TLR3 and TLR4 SNP variants in the liver disease resulting from hepatitis B virus and hepatitis C virus infection

, , , , , & show all
Pages 35-41 | Received 14 Aug 2018, Accepted 30 Oct 2018, Published online: 03 Dec 2018
 

ABSTRACT

Background: Chronic infection with hepatitis B (HBV) and C virus (HCV) is linked with a pro-inflammatory state, predisposing to cirrhosis and liver cancer, particularly hepatocellular carcinoma (HCC). A role for Toll-like receptor (TLR) signalling in hepatocarcinogenesis was recently documented. We hypothesised a link TLR3 and TLR4 polymorphisms and HCC, as surrogates for the significance of TLR signalling in the promotion and initiation of HCC.

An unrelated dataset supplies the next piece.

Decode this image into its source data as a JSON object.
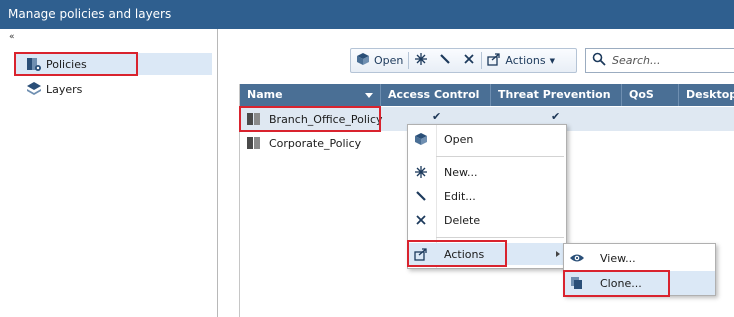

Materials and methods: We recruited 174 HCV-infected patients, 100 HBV-infected patients and 360 healthy control subjects. TLR3 (rs3775290) and TLR4 (rs4986790) genotyping was done by PCR-restriction fragment length polymorphisms (PCR-RFLP), LFTs and AFP by standard routine techniques. Liver fibrosis was assessed clinically by the Fibrotest and Actitest.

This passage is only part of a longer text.